Tiga serangkai pengertian berikut mendefinisikan makhluk manusia dalam semesta kearifan mereka. Tingkat pengalaman pertama bagi insan hewani adalah nafsu. Keinsafan atas diri adalah syarat asasi yang diperlukan bagi perjalanannya. Tanpa itu, yakni jika majnun (gila), maka anda tidak mungkin mulai bertolak. Hanya jika ada suatu arena pengalaman yang berfungsi maka dimungkinkan terjadinya dislokasi melalui suatu ikhtiar pengenalan diri sendiri.

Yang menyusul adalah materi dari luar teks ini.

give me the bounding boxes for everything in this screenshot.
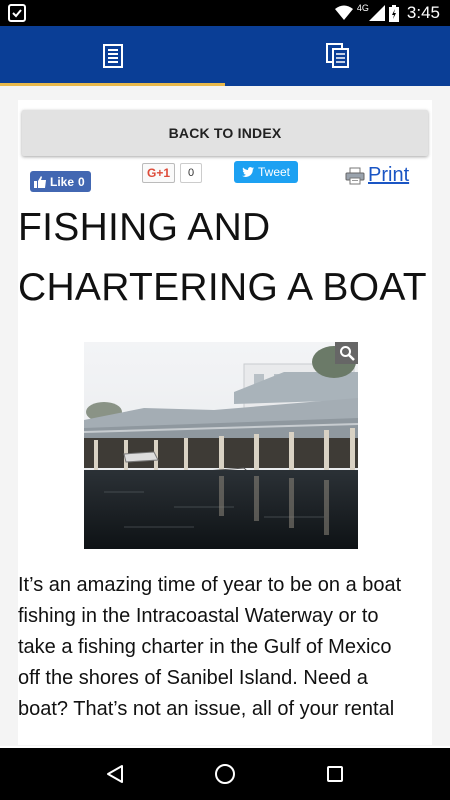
back-nav-button[interactable]: [95, 754, 135, 794]
wifi-icon: [334, 5, 353, 20]
article-title-line-1: FISHING AND: [18, 206, 271, 249]
network-type: 4G: [356, 3, 369, 13]
signal-icon: [368, 5, 385, 21]
magnifier-icon: [339, 346, 355, 361]
tweet-label: Tweet: [258, 165, 291, 179]
status-bar: 4G 3:45: [0, 0, 450, 26]
article-body-line: boat? That’s not an issue, all of your r…: [18, 698, 395, 720]
tab-bar: [0, 26, 450, 86]
printer-icon: [345, 167, 365, 184]
tweet-button[interactable]: Tweet: [234, 161, 299, 183]
tab-article[interactable]: [0, 26, 225, 86]
back-to-index-button[interactable]: BACK TO INDEX: [22, 110, 428, 156]
pages-icon: [325, 43, 349, 68]
notification-icon: [8, 4, 26, 22]
boat-dock-illustration: [84, 342, 358, 549]
article-body: It’s an amazing time of year to be on a …: [18, 570, 432, 725]
article-body-line: off the shores of Sanibel Island. Need a: [18, 667, 368, 689]
tab-pages[interactable]: [225, 26, 450, 86]
article-body-line: fishing in the Intracoastal Waterway or …: [18, 605, 379, 627]
article-title-line-2: CHARTERING A BOAT: [18, 266, 427, 309]
system-nav-bar: [0, 748, 450, 800]
recents-square-icon: [327, 766, 343, 782]
print-link[interactable]: Print: [345, 164, 409, 187]
share-bar: Like 0 G+1 0 Tweet Print: [18, 160, 432, 194]
zoom-icon[interactable]: [335, 342, 358, 364]
gplus-count: 0: [180, 163, 203, 183]
recents-nav-button[interactable]: [315, 754, 355, 794]
facebook-like-count: 0: [78, 174, 85, 189]
boat-dock-photo[interactable]: [84, 342, 358, 549]
back-triangle-icon: [107, 765, 123, 783]
article-body-line: It’s an amazing time of year to be on a …: [18, 574, 402, 596]
home-nav-button[interactable]: [205, 754, 245, 794]
article-body-line: take a fishing charter in the Gulf of Me…: [18, 636, 392, 658]
gplus-widget: G+1 0: [142, 162, 203, 184]
clock: 3:45: [406, 3, 440, 22]
facebook-like-label: Like: [50, 174, 75, 189]
article-icon: [102, 44, 123, 68]
article-title: FISHING AND CHARTERING A BOAT: [18, 198, 432, 318]
battery-icon: [388, 4, 399, 22]
status-icons: 4G 3:45: [334, 0, 440, 26]
thumbs-up-icon: [34, 175, 46, 188]
print-label: Print: [368, 164, 410, 186]
facebook-like-button[interactable]: Like 0: [30, 171, 91, 192]
gplus-button[interactable]: G+1: [142, 163, 176, 183]
home-circle-icon: [215, 764, 235, 784]
twitter-bird-icon: [242, 167, 254, 177]
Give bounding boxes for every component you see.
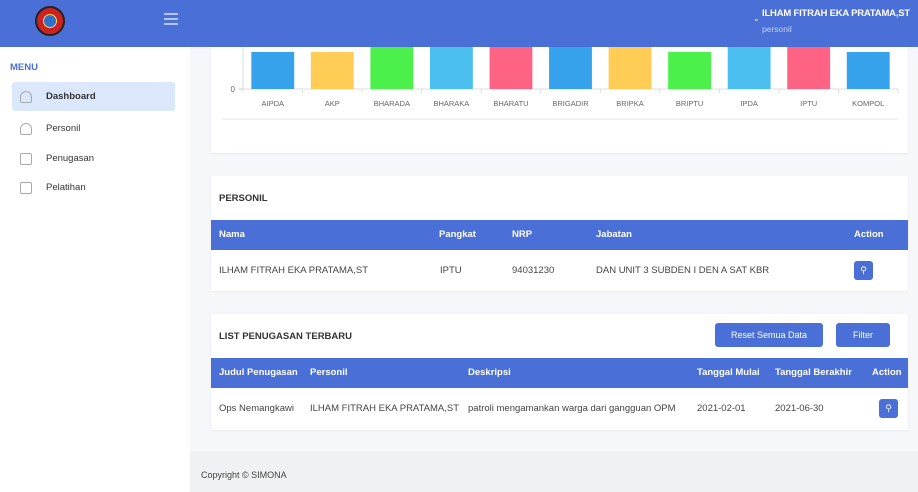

Shaykh al-Akbar menyatakan nafsu sebagai: “Apa yang disebabkan oleh sifat-sifat si hamba.” Begitulah adanya diri itu, terpenjara oleh elemen-elemen utama yang dibayangkannya memerdekakan dirinya melalui berbagai amal. Semakin banyak sang diri bertindak, semakin banyak ia membangun suatu ilusi kelanggengan dan sejarah. Kejadian-kejadian itu memperkuat mitos tentang sang diri sendiri. Inilah mengapa Shaykh al-Kamil berkata bahwa segala sesuatu pada nafsu itu amat buruk. Tidak masuk akal untuk membayangkan bahwa anda bisa menempa nafsu yang baik. Itu jelas berhala yang lebih buruk daripada nafsu yang buruk.
Nafsu adalah berhala besar, yang mana sembari ia mendirikan berhala-berhala lain, ia tidak dapat menghancurkan dirinya sendiri. Inilah alasan mengapa seseorang mengikuti seorang Shaykh. Sang Shaykh sederhananya bertindak sebagai sebuah cermin diri yang akan membantu seseorang meloloskan diri dari tipu daya diri yang senantiasa berusaha melanggengkan dirinya.
Tujuan dari para Ahli Tariqat adalah fananya diri yang merasakan ini. Amalan dari Ahli Tariqat adalah dhikir yang membuat hati bersih sehingga apa yang sebelumnya nafsu yang mampat dan buram, berubah menjadi lembut dan bercahaya. Jika dhikir dan berkumpul bersama telah menaklukkan nafsunya, si pencari menjadi mampu memahami bahwa lokus makhluk manusia itu tidak seperti apa yang tampak. Sebagai ganti dari narasi fiksi ini, ia mampu melihat satu jati diri hayati asli. Di tahap ini ia tidak lagi mengacu kepada nafsu, melainkan kepada ruh.